Homosexuality cannot be genetic because people actually do change their orientation. College girls change more often than any other group, switching between straight, gay and bisexual attractions. This shows that orientation is very much choice-based, or environmental-based.

Robert Spitzer wrote in a 2003 review titled "200 Participants Reporting a Change from Homosexual to Heterosexual Orientation," "Although initially skeptical, in the course of the study the author became convinced of the possibility of change in some gay men and lesbians."

This was the same psychiatrist who took homosexuality off the list of psychiatric mental disorders - he is hardly anti-gay. According to Spitzer, they just need the will and help to change. Spitzer said there was no emotional harm to those who sought reparative therapy, and that they actually changed their sexual attractions - not just their overt behavior.

If a man likes a man, they may have sex, but they won't have a baby. Homosexuality serves no evolutionary or reproductive purpose. Not all homosexual men are great parents (the only possible evolutionary benefit), and some feminine heterosexual men are much better at parenting. It doesn't make sense for it to be genetic because natural selection would have eliminated the mutation by now.
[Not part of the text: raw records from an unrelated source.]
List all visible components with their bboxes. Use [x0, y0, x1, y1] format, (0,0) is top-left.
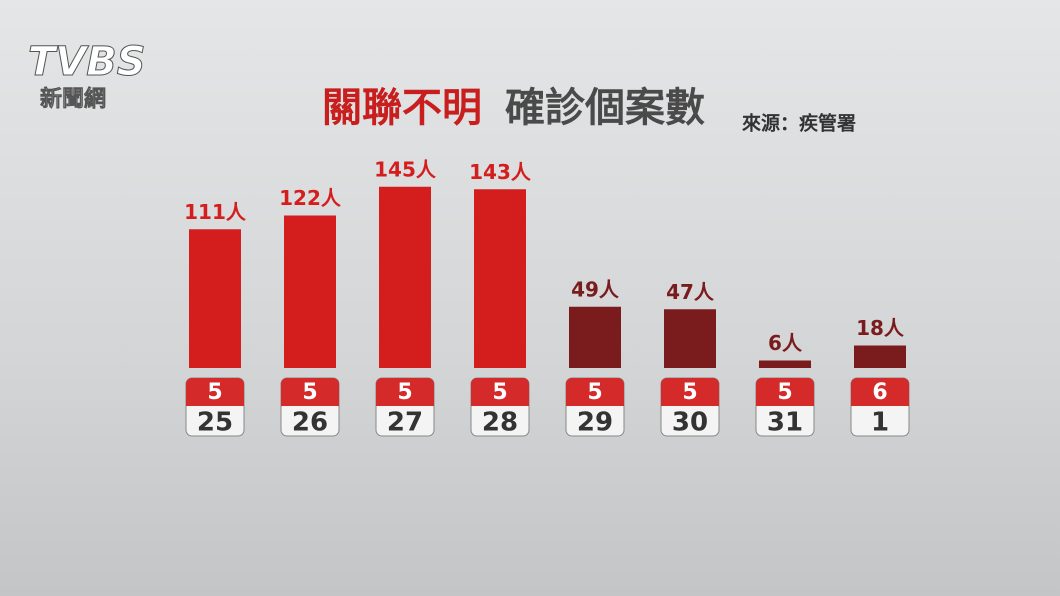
- x-tick-month: 5: [587, 380, 602, 405]
- bar: [474, 189, 526, 368]
- bar: [759, 360, 811, 368]
- x-tick-month: 5: [397, 380, 412, 405]
- calendar-top: [851, 378, 909, 406]
- logo-brand: TVBS: [28, 39, 146, 85]
- logo: TVBS 新聞網: [28, 39, 147, 113]
- calendar-top: [661, 378, 719, 406]
- x-tick-day: 31: [767, 408, 803, 438]
- x-tick-month: 6: [872, 380, 887, 405]
- bar: [379, 186, 431, 368]
- value-label: 122人: [279, 186, 342, 210]
- bar: [284, 215, 336, 368]
- calendar-top: [471, 378, 529, 406]
- value-label: 143人: [469, 160, 532, 184]
- bar: [664, 309, 716, 368]
- x-tick-day: 25: [197, 408, 233, 438]
- x-tick-month: 5: [777, 380, 792, 405]
- calendar-top: [281, 378, 339, 406]
- chart-title: 確診個案數: [505, 85, 705, 131]
- bar: [854, 345, 906, 368]
- value-label: 49人: [571, 277, 620, 301]
- bar: [569, 306, 621, 368]
- calendar-top: [376, 378, 434, 406]
- value-label: 6人: [768, 331, 803, 355]
- calendar-top: [566, 378, 624, 406]
- x-tick-day: 27: [387, 408, 423, 438]
- x-tick-month: 5: [492, 380, 507, 405]
- x-tick-day: 30: [672, 408, 708, 438]
- source: 來源：疾管署: [742, 112, 856, 135]
- calendar-top: [756, 378, 814, 406]
- bar: [189, 229, 241, 368]
- x-tick-month: 5: [682, 380, 697, 405]
- x-tick-month: 5: [302, 380, 317, 405]
- value-label: 111人: [184, 200, 247, 224]
- x-tick-day: 29: [577, 408, 613, 438]
- x-tick-day: 1: [871, 408, 889, 438]
- x-tick-day: 26: [292, 408, 328, 438]
- value-label: 18人: [856, 316, 905, 340]
- chart-title: 關聯不明: [322, 85, 482, 131]
- value-label: 145人: [374, 157, 437, 181]
- logo-sub: 新聞網: [40, 86, 106, 112]
- x-tick-month: 5: [207, 380, 222, 405]
- x-tick-day: 28: [482, 408, 518, 438]
- calendar-top: [186, 378, 244, 406]
- value-label: 47人: [666, 280, 715, 304]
There is not a single study that can prove there is a gay gene or set of genes that determines a person's orientation. Gay activists take the correlations found and present them as causes to further their political agenda. They tell homosexuals who don't want to be gay that it is impossible to change, when it is scientifically documented as possible.

I'm not saying whether I think being gay is right or wrong, and it isn't as if gays just woke up one morning and said, "Hmmm … being gay sounds fun, I think I'll try that." Homosexuality is a choice, conscious or unconscious, that people need to admit to.